Rynek mieszkaniowy zalała fala gotówki wycofywanej z nisko oprocentowanych lokat. Z szacunków Open Finance wynika, że w 2017 r. Polacy kupili za oszczędności ok. 50 tys. nowych lokali w Warszawie, Wrocławiu, Krakowie, Poznaniu, Gdańsku, Gdyni i Łodzi. Ceny mieszkań nie rosną jednak tak gwałtownie jak w czasie poprzedniej hossy dziesięć lat temu. Nie da się już zbić majątku z dnia na dzień. Część inwestorów rozgląda się za lokalami biurowymi i handlowymi.
Długi horyzont
– Nieruchomości to dobra, ale długoterminowa lokata kapitału – podkreśla Dariusz Książak, prezes firmy Emmerson Evaluation. – Ze względu na ograniczoną płynność, w porównaniu z innymi rodzajami inwestycji, nie są najlepszym wyborem dla osób, które chcą szybko obracać gotówką. Nie przez przypadek profesjonalne fundusze specjalizujące się w inwestycjach na rynku nieruchomości, dokonując zakupów, określają czas inwestycji na pięć–osiem lat.
Dariusz Książak podkreśla, że najmniejsze zyski z wynajmu, ale relatywnie największe bezpieczeństwo, zapewnia rynek mieszkaniowy.
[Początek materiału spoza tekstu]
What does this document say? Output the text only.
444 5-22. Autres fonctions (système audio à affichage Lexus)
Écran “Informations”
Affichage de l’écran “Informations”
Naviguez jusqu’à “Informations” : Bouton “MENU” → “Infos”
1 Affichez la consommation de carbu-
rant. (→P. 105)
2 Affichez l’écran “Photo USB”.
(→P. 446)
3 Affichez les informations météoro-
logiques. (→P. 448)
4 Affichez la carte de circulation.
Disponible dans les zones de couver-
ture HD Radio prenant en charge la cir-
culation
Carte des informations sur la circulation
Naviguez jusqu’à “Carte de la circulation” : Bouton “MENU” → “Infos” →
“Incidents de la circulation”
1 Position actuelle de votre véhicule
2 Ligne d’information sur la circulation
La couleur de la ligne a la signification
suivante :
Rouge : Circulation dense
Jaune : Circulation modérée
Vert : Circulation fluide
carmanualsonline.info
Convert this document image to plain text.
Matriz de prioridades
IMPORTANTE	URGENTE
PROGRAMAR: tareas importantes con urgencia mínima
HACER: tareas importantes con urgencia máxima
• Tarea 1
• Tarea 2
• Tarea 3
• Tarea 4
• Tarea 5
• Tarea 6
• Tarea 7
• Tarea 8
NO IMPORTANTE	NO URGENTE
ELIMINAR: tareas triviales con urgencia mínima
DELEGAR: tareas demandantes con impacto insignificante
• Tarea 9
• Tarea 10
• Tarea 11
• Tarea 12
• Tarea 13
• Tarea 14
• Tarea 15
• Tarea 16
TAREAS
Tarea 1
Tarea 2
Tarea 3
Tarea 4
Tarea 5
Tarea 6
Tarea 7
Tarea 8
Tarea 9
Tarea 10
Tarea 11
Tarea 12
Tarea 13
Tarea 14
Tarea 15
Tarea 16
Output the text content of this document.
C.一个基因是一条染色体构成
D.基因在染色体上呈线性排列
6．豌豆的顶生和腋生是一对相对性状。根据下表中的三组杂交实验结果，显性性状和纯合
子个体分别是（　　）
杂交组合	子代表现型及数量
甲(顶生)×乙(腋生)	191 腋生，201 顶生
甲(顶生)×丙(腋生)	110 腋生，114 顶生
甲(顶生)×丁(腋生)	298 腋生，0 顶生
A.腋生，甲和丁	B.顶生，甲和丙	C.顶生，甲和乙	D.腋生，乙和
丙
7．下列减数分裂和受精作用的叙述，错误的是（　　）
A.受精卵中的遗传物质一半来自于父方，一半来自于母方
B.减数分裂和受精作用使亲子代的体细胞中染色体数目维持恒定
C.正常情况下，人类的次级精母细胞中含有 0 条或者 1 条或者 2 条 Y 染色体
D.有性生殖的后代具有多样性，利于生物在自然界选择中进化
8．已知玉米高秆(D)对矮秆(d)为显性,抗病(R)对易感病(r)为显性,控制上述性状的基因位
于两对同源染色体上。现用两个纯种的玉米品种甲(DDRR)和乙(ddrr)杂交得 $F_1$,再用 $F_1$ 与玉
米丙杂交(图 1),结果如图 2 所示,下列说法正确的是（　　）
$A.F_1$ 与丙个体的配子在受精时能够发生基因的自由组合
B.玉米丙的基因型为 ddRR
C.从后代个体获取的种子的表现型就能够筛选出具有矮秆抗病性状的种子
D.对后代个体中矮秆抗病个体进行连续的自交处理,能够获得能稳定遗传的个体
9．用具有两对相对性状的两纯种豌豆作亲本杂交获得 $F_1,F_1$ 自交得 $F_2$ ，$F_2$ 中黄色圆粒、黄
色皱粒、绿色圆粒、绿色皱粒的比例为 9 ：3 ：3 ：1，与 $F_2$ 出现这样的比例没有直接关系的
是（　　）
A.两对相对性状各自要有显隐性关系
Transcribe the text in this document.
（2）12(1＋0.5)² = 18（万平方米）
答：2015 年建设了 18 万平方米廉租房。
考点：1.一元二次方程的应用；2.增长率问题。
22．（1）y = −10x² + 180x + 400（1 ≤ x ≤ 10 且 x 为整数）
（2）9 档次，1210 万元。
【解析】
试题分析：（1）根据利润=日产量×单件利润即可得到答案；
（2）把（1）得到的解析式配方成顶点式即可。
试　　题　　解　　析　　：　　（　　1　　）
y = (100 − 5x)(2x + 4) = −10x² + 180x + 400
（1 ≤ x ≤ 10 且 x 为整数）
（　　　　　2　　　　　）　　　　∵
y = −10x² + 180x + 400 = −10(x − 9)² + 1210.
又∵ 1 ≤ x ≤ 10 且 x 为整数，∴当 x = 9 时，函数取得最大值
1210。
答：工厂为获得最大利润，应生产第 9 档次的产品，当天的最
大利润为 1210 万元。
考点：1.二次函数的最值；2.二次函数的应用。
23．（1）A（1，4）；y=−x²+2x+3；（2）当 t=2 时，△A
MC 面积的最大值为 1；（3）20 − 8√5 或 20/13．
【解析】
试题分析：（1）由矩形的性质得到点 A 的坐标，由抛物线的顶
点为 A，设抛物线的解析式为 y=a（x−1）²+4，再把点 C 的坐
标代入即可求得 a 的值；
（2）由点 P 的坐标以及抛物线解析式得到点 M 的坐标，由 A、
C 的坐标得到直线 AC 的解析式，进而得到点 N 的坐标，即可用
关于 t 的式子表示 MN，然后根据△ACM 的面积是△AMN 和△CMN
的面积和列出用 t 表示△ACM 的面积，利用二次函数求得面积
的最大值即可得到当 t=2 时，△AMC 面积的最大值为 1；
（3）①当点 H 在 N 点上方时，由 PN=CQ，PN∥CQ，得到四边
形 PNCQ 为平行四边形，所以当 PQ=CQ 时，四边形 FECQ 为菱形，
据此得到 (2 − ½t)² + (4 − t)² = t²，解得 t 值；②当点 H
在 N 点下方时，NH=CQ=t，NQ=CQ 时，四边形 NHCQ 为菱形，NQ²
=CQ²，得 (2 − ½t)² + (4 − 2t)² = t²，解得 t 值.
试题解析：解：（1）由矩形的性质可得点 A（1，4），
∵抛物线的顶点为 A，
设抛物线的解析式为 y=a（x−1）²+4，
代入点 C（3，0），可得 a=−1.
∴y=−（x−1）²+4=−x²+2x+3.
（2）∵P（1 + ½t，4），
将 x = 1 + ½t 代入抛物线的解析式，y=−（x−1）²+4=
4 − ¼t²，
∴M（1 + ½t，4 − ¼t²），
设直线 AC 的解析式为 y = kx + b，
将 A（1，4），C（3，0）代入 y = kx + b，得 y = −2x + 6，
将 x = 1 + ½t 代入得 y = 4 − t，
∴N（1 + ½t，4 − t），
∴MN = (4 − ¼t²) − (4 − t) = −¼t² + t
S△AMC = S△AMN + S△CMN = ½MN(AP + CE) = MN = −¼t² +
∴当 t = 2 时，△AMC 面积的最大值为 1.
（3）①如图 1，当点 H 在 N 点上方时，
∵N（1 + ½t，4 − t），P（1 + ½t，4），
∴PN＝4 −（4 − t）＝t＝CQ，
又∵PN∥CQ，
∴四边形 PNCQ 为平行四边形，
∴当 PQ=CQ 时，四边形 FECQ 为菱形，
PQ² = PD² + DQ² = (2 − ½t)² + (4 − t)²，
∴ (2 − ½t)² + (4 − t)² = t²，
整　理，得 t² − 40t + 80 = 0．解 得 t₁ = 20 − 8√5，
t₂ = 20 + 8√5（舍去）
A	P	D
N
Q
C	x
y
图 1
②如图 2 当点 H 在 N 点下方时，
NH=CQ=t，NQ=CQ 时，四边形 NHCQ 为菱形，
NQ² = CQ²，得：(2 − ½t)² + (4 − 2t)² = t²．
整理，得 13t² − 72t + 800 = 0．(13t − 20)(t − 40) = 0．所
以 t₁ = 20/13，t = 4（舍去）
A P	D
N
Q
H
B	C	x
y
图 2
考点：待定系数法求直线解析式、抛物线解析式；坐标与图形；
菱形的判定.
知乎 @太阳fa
Lokale usługowe i handlowe przynoszą wyższe stopy zwrotu, ale przy większym ryzyku.
Jak twierdzi Kamil Wrotniak, dyrektor ds. nieruchomości w spółce Hygge Home, błędem jest myślenie, że z inwestycją w każdą nieruchomość wiąże się zadowalający zysk.
– Podobnie jak przy akcjach, obligacjach i innych aktywach, zakup mieszkania wymaga odpowiedniej analizy rynku – podkreśla Kamil Wrotniak. – Początkującym inwestorom polecam zakup mieszkania na wynajem. Próg wejścia w inwestycję jest niższy, a ryzyko poważnego błędu mniejsze.